I doubt this post will make much sense but I need to get this negative energy out of me somehow. Have you ever felt meaningless in a world full of meaningful people? In our generation we have all this nonsense that began with Myspace and now it's Facebook, Facebook, Facebook. I used to be a part of that society and I'm quite glad to be away from it now. If it were just a means for communicating with acquaintances from your past then I might feel differently about it but it seems like it's a front for everybody. Everyone putting their best foot forward-posting their "best" pictures, showcasing their "best" moments in time. A bunch of posers, I guess it sort of bothers me that people out there feel the need to share all of these moments with people they wouldn't talk to or care about if it weren't for these networks that make it so easy. It's sort of ridiculous how much time people spend on there and especially the variation of age levels-shouldn't your life count for much more than Facebook status, who wrote on your wall, or what picture you have posted on your profile? When I'm 40 something with children I know that I'm going to invest my time in them and not a website. But it's almost like a double edged sword with me-I also hate that because I choose not to share parts of me with the world that I feel less significant or that I'm probably not searched for or missed.

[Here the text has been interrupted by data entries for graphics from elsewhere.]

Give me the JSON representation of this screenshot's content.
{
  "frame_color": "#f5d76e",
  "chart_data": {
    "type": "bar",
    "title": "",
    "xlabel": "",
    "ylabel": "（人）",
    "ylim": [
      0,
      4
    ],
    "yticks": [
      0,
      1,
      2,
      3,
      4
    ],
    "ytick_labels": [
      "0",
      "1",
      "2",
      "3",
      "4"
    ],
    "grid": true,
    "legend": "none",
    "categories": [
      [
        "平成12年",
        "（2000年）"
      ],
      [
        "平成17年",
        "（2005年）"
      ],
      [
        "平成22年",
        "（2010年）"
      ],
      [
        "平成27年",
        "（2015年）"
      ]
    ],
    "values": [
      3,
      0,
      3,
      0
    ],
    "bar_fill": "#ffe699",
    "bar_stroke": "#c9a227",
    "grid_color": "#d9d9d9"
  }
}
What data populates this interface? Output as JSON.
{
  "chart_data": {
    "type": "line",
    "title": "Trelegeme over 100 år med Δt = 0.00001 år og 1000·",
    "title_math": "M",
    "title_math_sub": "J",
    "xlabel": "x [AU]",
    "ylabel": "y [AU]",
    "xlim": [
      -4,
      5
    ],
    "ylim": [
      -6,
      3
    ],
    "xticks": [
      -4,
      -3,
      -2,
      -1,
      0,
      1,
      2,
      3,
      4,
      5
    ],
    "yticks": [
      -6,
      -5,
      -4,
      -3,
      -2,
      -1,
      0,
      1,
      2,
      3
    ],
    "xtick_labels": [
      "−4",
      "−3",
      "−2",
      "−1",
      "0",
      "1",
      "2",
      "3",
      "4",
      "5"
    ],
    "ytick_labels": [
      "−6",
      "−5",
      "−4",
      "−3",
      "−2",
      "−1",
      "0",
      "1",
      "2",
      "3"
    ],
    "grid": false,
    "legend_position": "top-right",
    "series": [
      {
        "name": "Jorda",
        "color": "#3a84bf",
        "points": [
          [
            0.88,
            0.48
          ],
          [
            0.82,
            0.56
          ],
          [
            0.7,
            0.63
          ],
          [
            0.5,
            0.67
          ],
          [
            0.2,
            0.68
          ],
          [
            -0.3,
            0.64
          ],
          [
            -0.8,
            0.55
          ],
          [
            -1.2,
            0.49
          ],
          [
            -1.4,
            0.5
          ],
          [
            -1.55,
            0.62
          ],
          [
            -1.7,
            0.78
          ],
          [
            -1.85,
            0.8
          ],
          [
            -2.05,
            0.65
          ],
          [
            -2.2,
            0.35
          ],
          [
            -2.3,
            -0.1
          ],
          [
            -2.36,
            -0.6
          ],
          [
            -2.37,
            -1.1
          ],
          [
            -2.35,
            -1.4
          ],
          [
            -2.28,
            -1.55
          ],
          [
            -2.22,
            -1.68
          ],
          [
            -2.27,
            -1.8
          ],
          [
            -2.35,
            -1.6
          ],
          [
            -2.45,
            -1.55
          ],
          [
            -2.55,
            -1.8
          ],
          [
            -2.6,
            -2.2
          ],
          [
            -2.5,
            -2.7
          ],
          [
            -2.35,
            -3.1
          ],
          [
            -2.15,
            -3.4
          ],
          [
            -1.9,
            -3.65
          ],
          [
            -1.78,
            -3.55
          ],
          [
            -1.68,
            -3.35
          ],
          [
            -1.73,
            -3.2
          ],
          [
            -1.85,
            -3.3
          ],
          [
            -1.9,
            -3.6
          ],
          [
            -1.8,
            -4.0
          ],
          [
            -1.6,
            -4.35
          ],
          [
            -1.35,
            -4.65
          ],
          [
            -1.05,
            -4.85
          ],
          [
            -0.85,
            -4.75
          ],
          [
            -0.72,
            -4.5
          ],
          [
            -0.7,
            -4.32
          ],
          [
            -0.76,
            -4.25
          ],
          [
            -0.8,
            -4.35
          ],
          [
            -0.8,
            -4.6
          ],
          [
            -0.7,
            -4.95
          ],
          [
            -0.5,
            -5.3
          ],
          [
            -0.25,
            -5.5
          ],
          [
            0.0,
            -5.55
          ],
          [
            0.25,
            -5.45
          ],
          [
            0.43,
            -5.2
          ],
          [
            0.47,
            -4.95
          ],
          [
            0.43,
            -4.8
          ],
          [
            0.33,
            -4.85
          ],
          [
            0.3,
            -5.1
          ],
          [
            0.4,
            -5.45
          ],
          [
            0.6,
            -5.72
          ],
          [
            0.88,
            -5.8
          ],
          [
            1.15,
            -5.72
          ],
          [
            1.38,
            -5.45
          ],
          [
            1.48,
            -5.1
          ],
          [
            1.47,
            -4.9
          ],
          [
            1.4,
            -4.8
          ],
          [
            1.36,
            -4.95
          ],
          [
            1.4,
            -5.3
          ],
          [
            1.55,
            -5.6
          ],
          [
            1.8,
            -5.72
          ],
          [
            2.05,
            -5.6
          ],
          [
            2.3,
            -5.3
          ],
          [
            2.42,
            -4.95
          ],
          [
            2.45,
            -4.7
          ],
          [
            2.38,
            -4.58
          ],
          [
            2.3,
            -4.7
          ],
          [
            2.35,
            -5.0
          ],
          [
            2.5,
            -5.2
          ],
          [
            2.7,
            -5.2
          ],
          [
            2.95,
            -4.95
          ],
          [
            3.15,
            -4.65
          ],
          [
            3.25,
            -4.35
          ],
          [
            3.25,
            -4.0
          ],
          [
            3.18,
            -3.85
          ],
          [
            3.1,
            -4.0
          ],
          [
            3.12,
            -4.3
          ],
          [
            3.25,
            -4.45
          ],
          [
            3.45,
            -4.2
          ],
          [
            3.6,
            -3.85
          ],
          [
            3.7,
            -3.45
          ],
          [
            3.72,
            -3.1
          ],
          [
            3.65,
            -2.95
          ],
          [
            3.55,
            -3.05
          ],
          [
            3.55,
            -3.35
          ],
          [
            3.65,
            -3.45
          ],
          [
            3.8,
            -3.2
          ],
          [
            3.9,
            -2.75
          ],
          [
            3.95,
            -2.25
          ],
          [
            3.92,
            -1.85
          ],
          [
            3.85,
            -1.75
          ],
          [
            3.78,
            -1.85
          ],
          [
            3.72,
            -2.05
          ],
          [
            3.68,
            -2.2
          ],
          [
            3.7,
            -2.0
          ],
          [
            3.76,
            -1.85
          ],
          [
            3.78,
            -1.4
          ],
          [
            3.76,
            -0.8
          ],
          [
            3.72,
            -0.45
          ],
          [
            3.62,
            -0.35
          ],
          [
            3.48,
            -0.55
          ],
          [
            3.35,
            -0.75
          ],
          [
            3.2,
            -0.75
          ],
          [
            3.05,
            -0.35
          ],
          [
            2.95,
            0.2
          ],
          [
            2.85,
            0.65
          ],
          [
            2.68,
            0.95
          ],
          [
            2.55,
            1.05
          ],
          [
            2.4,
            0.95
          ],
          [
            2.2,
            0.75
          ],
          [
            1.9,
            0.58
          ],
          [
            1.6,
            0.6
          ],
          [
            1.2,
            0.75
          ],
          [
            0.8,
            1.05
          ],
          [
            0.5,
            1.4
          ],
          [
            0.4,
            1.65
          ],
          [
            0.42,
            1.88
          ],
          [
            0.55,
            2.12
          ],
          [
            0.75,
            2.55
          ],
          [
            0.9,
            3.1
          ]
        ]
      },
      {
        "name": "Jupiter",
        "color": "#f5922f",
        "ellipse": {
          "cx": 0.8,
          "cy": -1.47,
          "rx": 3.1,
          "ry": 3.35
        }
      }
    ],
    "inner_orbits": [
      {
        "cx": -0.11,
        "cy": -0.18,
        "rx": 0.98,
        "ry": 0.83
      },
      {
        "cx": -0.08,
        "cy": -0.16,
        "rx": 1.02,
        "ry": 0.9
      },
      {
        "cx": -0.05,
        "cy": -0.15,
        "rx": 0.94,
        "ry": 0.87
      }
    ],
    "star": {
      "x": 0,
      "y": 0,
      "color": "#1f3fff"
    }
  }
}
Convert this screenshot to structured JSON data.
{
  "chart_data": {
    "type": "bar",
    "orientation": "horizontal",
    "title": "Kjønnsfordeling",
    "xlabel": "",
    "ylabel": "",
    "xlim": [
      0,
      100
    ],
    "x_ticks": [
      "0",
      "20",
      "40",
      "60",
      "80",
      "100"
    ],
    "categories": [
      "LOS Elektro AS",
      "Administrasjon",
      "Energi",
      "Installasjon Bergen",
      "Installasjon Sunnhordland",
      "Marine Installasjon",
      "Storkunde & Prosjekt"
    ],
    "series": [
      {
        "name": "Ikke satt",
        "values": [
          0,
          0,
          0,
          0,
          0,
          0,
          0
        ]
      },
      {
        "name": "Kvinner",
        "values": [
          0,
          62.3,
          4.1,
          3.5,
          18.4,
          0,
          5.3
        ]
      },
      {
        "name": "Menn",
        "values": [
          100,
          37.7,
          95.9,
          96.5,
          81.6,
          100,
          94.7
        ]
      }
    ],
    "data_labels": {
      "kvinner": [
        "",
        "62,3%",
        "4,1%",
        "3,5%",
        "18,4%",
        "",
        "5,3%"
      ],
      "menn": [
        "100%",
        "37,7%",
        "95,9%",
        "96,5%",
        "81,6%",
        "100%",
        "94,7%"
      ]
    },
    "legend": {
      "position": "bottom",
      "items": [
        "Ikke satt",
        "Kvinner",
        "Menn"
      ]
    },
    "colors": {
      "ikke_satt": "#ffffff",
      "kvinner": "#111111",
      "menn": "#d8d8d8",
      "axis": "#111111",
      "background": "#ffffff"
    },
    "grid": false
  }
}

I'm just having a downer moment, it'll pass. Life is strange and it's hard to steer away from routine. I always want so much out of life and to share as much as I can of my REAL life, it's why I contribute the way I do on here. But sometimes it just doesn't feel like enough. Is it really that important to be seen? I guess that's where I draw a fine line. I am happy within my life, I have everything I want and need. I feel loved and important to my family and that should be sufficient, but sometimes it's just not. Help.